While we are encouraged by the results of this study, particularly with regard to the prognostic associations between histopathologic biomarkers and overall survival, we recognize that there are several limitations that must be considered. First, this is a retrospective study with inherent bias and with clinical outcomes influenced by outdated therapeutic strategies. To more accurately incorporate these data into current practice, this would require validation of these four histopathologic biomarkers in the context of prospective studies. The findings from such a study could result in an enhanced GPA that would aid clinical decision making for patients. Additionally, the focus of this study was solely on a limited number of histopathologic biomarkers found within the tumor stroma. A deeper look into the cellular communication within the brain microenvironment of breast cancer brain metastases, including interactions with microglia, neurons, astrocytes, and pericytes, is ongoing and remains an area of continued interest. The sheer size of brain metastases may impact these biomarkers and is worthy of examination; however, we were limited in our ability to acquire this data point as pre-craniotomy MRIs are not currently available for this cohort.
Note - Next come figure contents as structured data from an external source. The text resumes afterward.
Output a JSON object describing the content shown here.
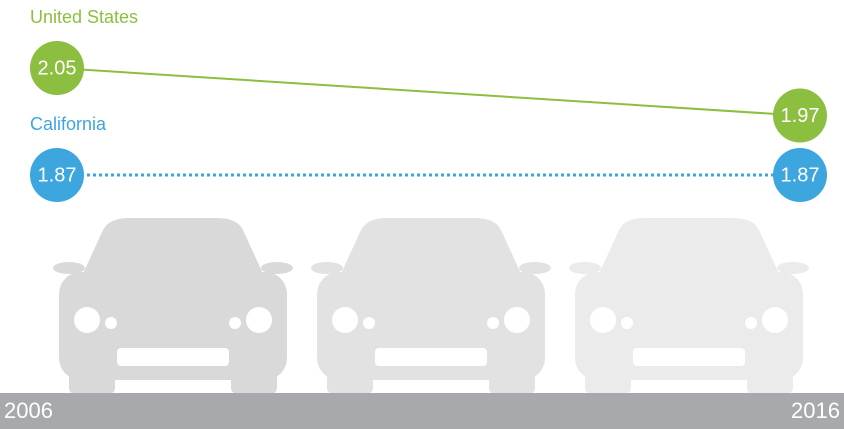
{
  "chart_data": {
    "type": "line",
    "x": [
      2006,
      2016
    ],
    "series": [
      {
        "name": "United States",
        "color": "#8cbe3f",
        "dash": "solid",
        "values": [
          2.05,
          1.97
        ]
      },
      {
        "name": "California",
        "color": "#3da6de",
        "dash": "dotted",
        "values": [
          1.87,
          1.87
        ]
      }
    ]
  }
}
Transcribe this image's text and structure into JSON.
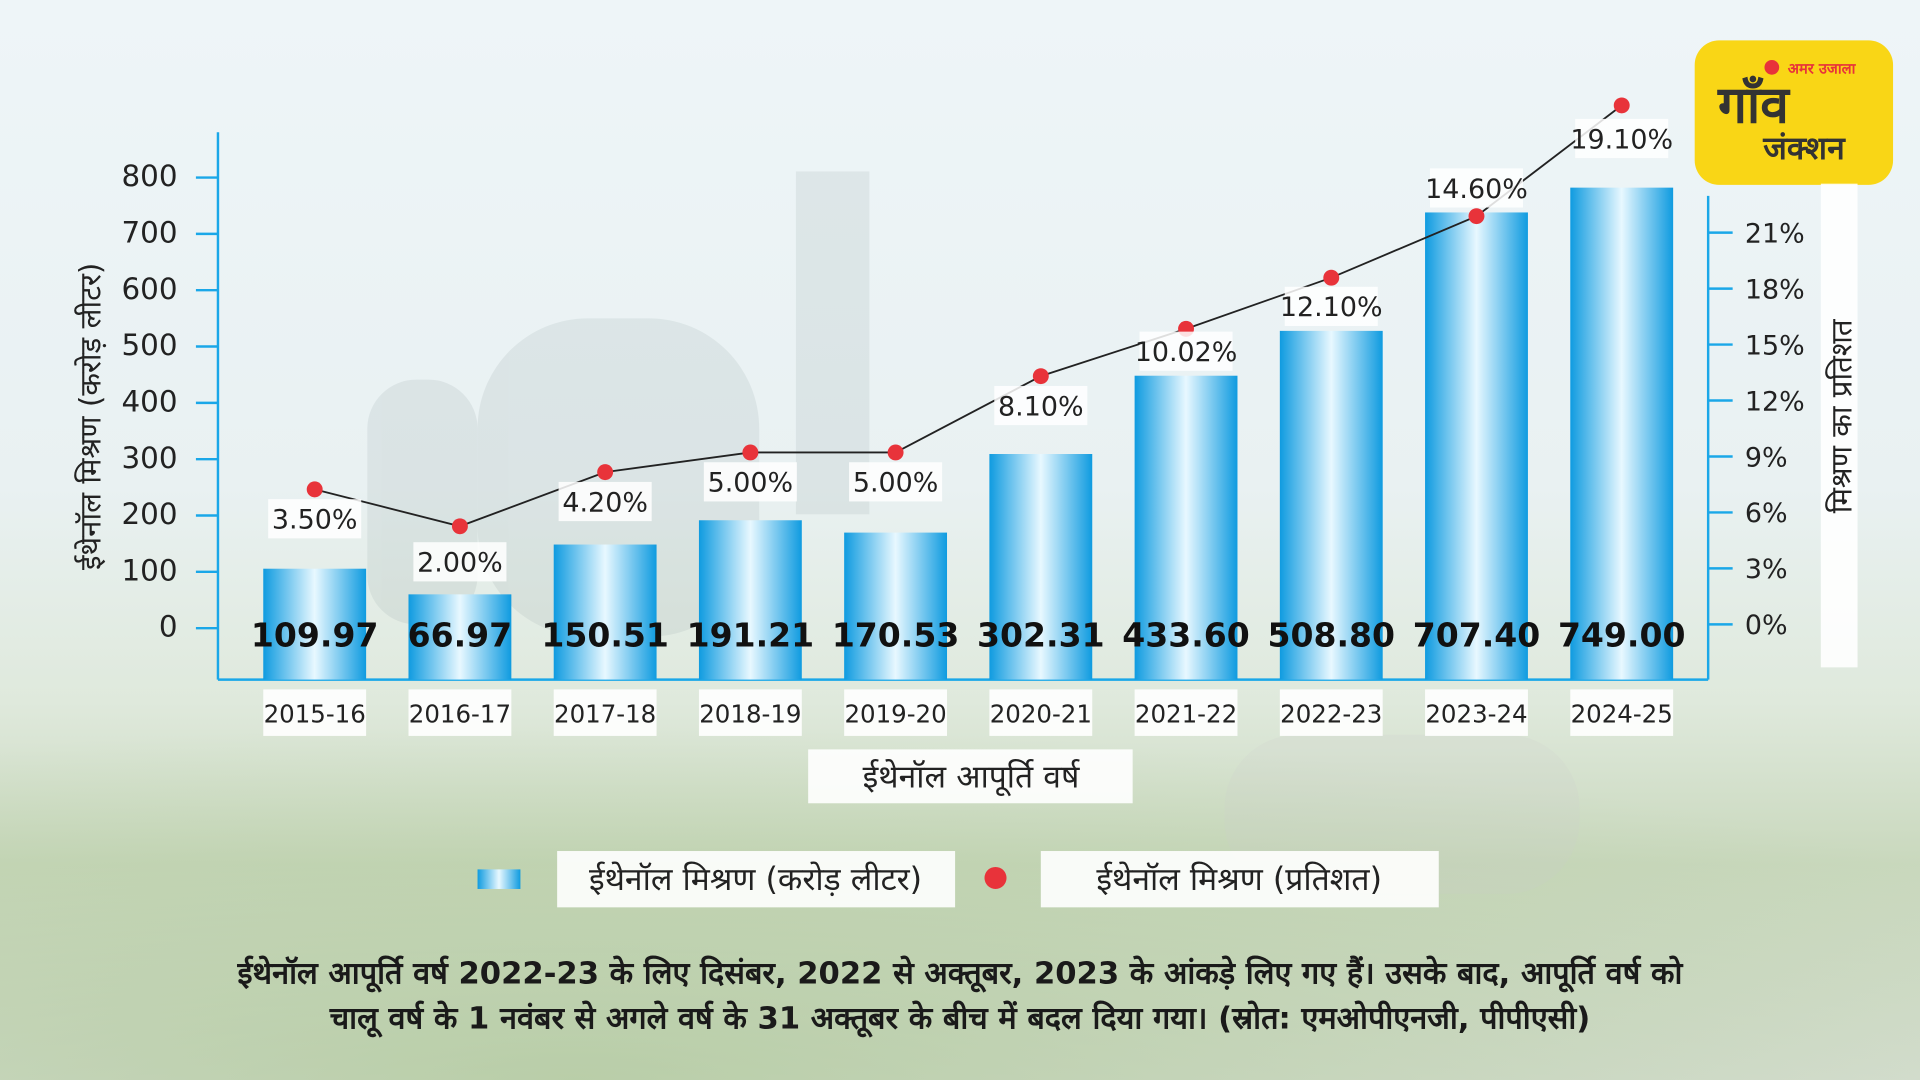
{
  "logo": {
    "brand": "अमर उजाला",
    "title_line1": "गाँव",
    "title_line2": "जंक्शन",
    "colors": {
      "bg": "#f9d616",
      "text": "#333333",
      "accent": "#e8333a"
    }
  },
  "chart_data": {
    "type": "bar+line",
    "title": "",
    "xlabel": "ईथेनॉल आपूर्ति वर्ष",
    "ylabel": "ईथेनॉल मिश्रण (करोड़ लीटर)",
    "y2label": "मिश्रण का प्रतिशत",
    "categories": [
      "2015-16",
      "2016-17",
      "2017-18",
      "2018-19",
      "2019-20",
      "2020-21",
      "2021-22",
      "2022-23",
      "2023-24",
      "2024-25"
    ],
    "series": [
      {
        "name": "ईथेनॉल मिश्रण (करोड़ लीटर)",
        "type": "bar",
        "axis": "left",
        "values": [
          109.97,
          66.97,
          150.51,
          191.21,
          170.53,
          302.31,
          433.6,
          508.8,
          707.4,
          749.0
        ],
        "labels": [
          "109.97",
          "66.97",
          "150.51",
          "191.21",
          "170.53",
          "302.31",
          "433.60",
          "508.80",
          "707.40",
          "749.00"
        ],
        "color": "#1aa7e8"
      },
      {
        "name": "ईथेनॉल मिश्रण (प्रतिशत)",
        "type": "line",
        "axis": "right",
        "values": [
          3.5,
          2.0,
          4.2,
          5.0,
          5.0,
          8.1,
          10.02,
          12.1,
          14.6,
          19.1
        ],
        "labels": [
          "3.50%",
          "2.00%",
          "4.20%",
          "5.00%",
          "5.00%",
          "8.10%",
          "10.02%",
          "12.10%",
          "14.60%",
          "19.10%"
        ],
        "color": "#e8333a"
      }
    ],
    "y_ticks": [
      "800",
      "700",
      "600",
      "500",
      "400",
      "300",
      "200",
      "100",
      "0"
    ],
    "y2_ticks": [
      "21%",
      "18%",
      "15%",
      "12%",
      "9%",
      "6%",
      "3%",
      "0%"
    ],
    "ylim": [
      0,
      800
    ],
    "y2lim": [
      0,
      21
    ],
    "grid": false,
    "legend_position": "bottom"
  },
  "footnote": {
    "line1": "ईथेनॉल आपूर्ति वर्ष 2022-23 के लिए दिसंबर, 2022 से अक्तूबर, 2023 के आंकड़े लिए गए हैं। उसके बाद, आपूर्ति वर्ष को",
    "line2": "चालू वर्ष के 1 नवंबर से अगले वर्ष के 31 अक्तूबर के बीच में बदल दिया गया। (स्रोत: एमओपीएनजी, पीपीएसी)"
  }
}
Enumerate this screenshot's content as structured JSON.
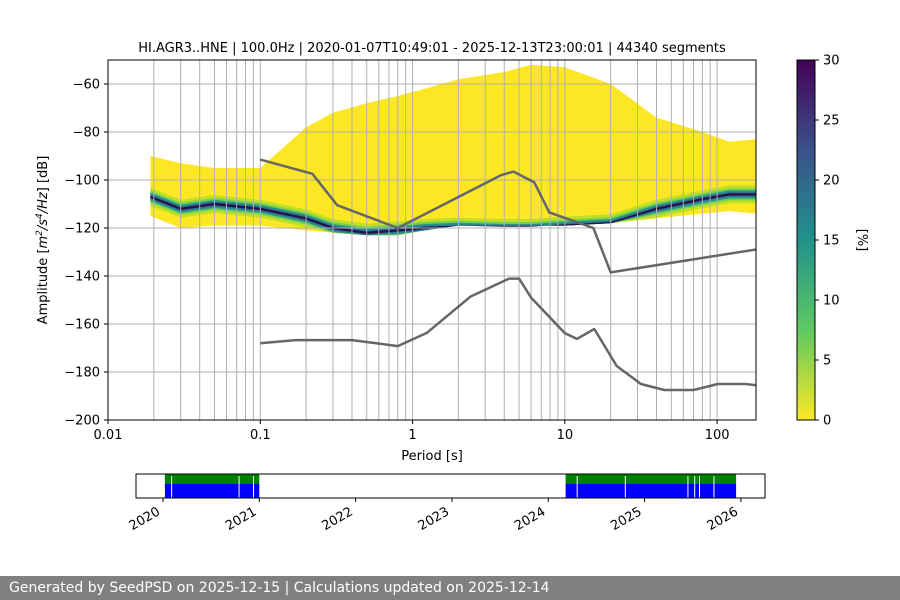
{
  "chart_data": [
    {
      "type": "heatmap",
      "title": "HI.AGR3..HNE | 100.0Hz | 2020-01-07T10:49:01 - 2025-12-13T23:00:01 | 44340 segments",
      "xlabel": "Period [s]",
      "ylabel_prefix": "Amplitude [",
      "ylabel_unit_m": "m",
      "ylabel_unit_exp1": "2",
      "ylabel_unit_mid": "/s",
      "ylabel_unit_exp2": "4",
      "ylabel_unit_end": "/Hz",
      "ylabel_suffix": "] [dB]",
      "x_scale": "log",
      "xlim": [
        0.01,
        180
      ],
      "ylim": [
        -200,
        -50
      ],
      "x_ticks": [
        0.01,
        0.1,
        1,
        10,
        100
      ],
      "x_tick_labels": [
        "0.01",
        "0.1",
        "1",
        "10",
        "100"
      ],
      "y_ticks": [
        -200,
        -180,
        -160,
        -140,
        -120,
        -100,
        -80,
        -60
      ],
      "y_tick_labels": [
        "−200",
        "−180",
        "−160",
        "−140",
        "−120",
        "−100",
        "−80",
        "−60"
      ],
      "grid_periods": [
        0.02,
        0.03,
        0.04,
        0.05,
        0.06,
        0.07,
        0.08,
        0.09,
        0.1,
        0.2,
        0.3,
        0.4,
        0.5,
        0.6,
        0.7,
        0.8,
        0.9,
        1,
        2,
        3,
        4,
        5,
        6,
        7,
        8,
        9,
        10,
        20,
        30,
        40,
        50,
        60,
        70,
        80,
        90,
        100
      ],
      "grid": true,
      "density_range": {
        "x": [
          0.019,
          0.03,
          0.05,
          0.1,
          0.2,
          0.3,
          0.5,
          0.8,
          1.2,
          2,
          4,
          6,
          10,
          20,
          40,
          80,
          120,
          180
        ],
        "upper": [
          -90,
          -93,
          -95,
          -95,
          -78,
          -72,
          -68,
          -65,
          -62,
          -58,
          -55,
          -52,
          -53,
          -60,
          -74,
          -80,
          -84,
          -83
        ],
        "lower": [
          -115,
          -120,
          -119,
          -119,
          -121,
          -122,
          -123,
          -123,
          -121,
          -119,
          -119,
          -119,
          -119,
          -118,
          -116,
          -114,
          -113,
          -114
        ],
        "mode": [
          -107,
          -112,
          -110,
          -112,
          -116,
          -120,
          -122,
          -121,
          -120,
          -119.5,
          -120,
          -120,
          -119,
          -118,
          -112,
          -108,
          -106,
          -106
        ]
      },
      "noise_models": [
        {
          "x": [
            0.1,
            0.22,
            0.32,
            0.8,
            3.8,
            4.6,
            6.3,
            7.9,
            15.4,
            20,
            354.8
          ],
          "y": [
            -91.5,
            -97.4,
            -110.5,
            -120,
            -98,
            -96.5,
            -101,
            -113.5,
            -120,
            -138.5,
            -126
          ]
        },
        {
          "x": [
            0.1,
            0.17,
            0.4,
            0.8,
            1.24,
            2.4,
            4.3,
            5,
            6,
            10,
            12,
            15.6,
            21.9,
            31.6,
            45,
            70,
            101,
            154,
            328
          ],
          "y": [
            -168,
            -166.7,
            -166.7,
            -169.2,
            -163.7,
            -148.6,
            -141.1,
            -141.1,
            -149,
            -163.8,
            -166.2,
            -162.1,
            -177.5,
            -185,
            -187.5,
            -187.5,
            -185,
            -185,
            -187.5
          ]
        }
      ],
      "colorbar": {
        "label": "[%]",
        "range": [
          0,
          30
        ],
        "ticks": [
          0,
          5,
          10,
          15,
          20,
          25,
          30
        ],
        "tick_labels": [
          "0",
          "5",
          "10",
          "15",
          "20",
          "25",
          "30"
        ],
        "colors": [
          "#fde725",
          "#5ec962",
          "#21918c",
          "#3b528b",
          "#440154"
        ]
      },
      "band_colors": {
        "yellow": "#fde725",
        "light_green": "#bddf26",
        "green": "#6ece58",
        "teal": "#21918c",
        "blue": "#2c728e",
        "navy": "#3b528b",
        "dark": "#2a0a4a"
      },
      "line_color": "#666666"
    },
    {
      "type": "timeline",
      "x_ticks": [
        2020,
        2021,
        2022,
        2023,
        2024,
        2025,
        2026
      ],
      "x_tick_labels": [
        "2020",
        "2021",
        "2022",
        "2023",
        "2024",
        "2025",
        "2026"
      ],
      "xlim": [
        2019.72,
        2026.25
      ],
      "coverage": [
        {
          "start": 2020.02,
          "end": 2021.0
        },
        {
          "start": 2024.18,
          "end": 2025.95
        }
      ],
      "gaps": [
        2020.09,
        2020.79,
        2020.94,
        2024.3,
        2024.8,
        2025.45,
        2025.52,
        2025.57,
        2025.72
      ],
      "colors": {
        "data": "#0000ff",
        "processed": "#008000",
        "gap": "#ffffff"
      }
    }
  ],
  "footer": {
    "text": "Generated by SeedPSD on 2025-12-15 | Calculations updated on 2025-12-14"
  }
}
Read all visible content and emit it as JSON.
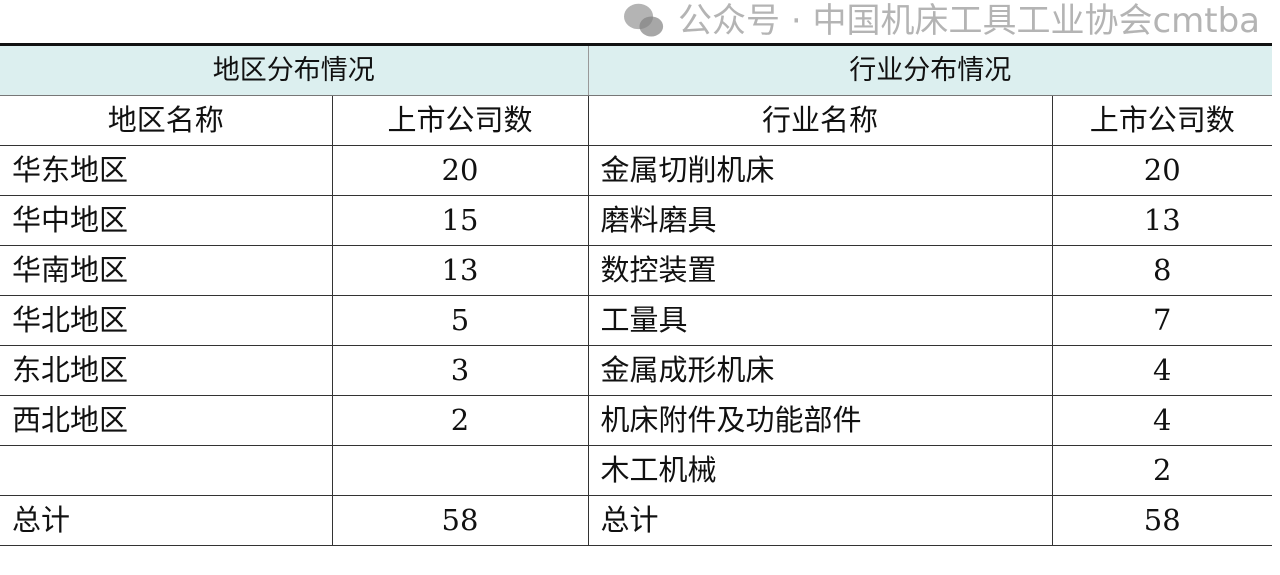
{
  "region": {
    "title": "地区分布情况",
    "col_name": "地区名称",
    "col_count": "上市公司数",
    "rows": [
      {
        "name": "华东地区",
        "count": "20"
      },
      {
        "name": "华中地区",
        "count": "15"
      },
      {
        "name": "华南地区",
        "count": "13"
      },
      {
        "name": "华北地区",
        "count": "5"
      },
      {
        "name": "东北地区",
        "count": "3"
      },
      {
        "name": "西北地区",
        "count": "2"
      },
      {
        "name": "",
        "count": ""
      }
    ],
    "total_label": "总计",
    "total": "58"
  },
  "industry": {
    "title": "行业分布情况",
    "col_name": "行业名称",
    "col_count": "上市公司数",
    "rows": [
      {
        "name": "金属切削机床",
        "count": "20"
      },
      {
        "name": "磨料磨具",
        "count": "13"
      },
      {
        "name": "数控装置",
        "count": "8"
      },
      {
        "name": "工量具",
        "count": "7"
      },
      {
        "name": "金属成形机床",
        "count": "4"
      },
      {
        "name": "机床附件及功能部件",
        "count": "4"
      },
      {
        "name": "木工机械",
        "count": "2"
      }
    ],
    "total_label": "总计",
    "total": "58"
  },
  "watermark": {
    "text": "公众号 · 中国机床工具工业协会cmtba",
    "icon": "wechat-icon"
  },
  "colors": {
    "header_bg": "#dcefef"
  }
}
Current and future results will undoubtedly yield both a better understanding of prognostic implications as well as promising, novel therapeutic, and prevention strategies [7,8,9].

In conclusion, careful integration of histopathologic, as well as clinical and treatment, variables will allow us to refine our discussions about prognosis with our patients diagnosed with breast cancer brain metastases. Finally, this knowledge will also help optimize shared decision making when selecting biologically sound treatment options that incorporate both tumor and microenvironment features of brain metastases, including options that augment anti-tumor immunity in a safe and tolerable manner.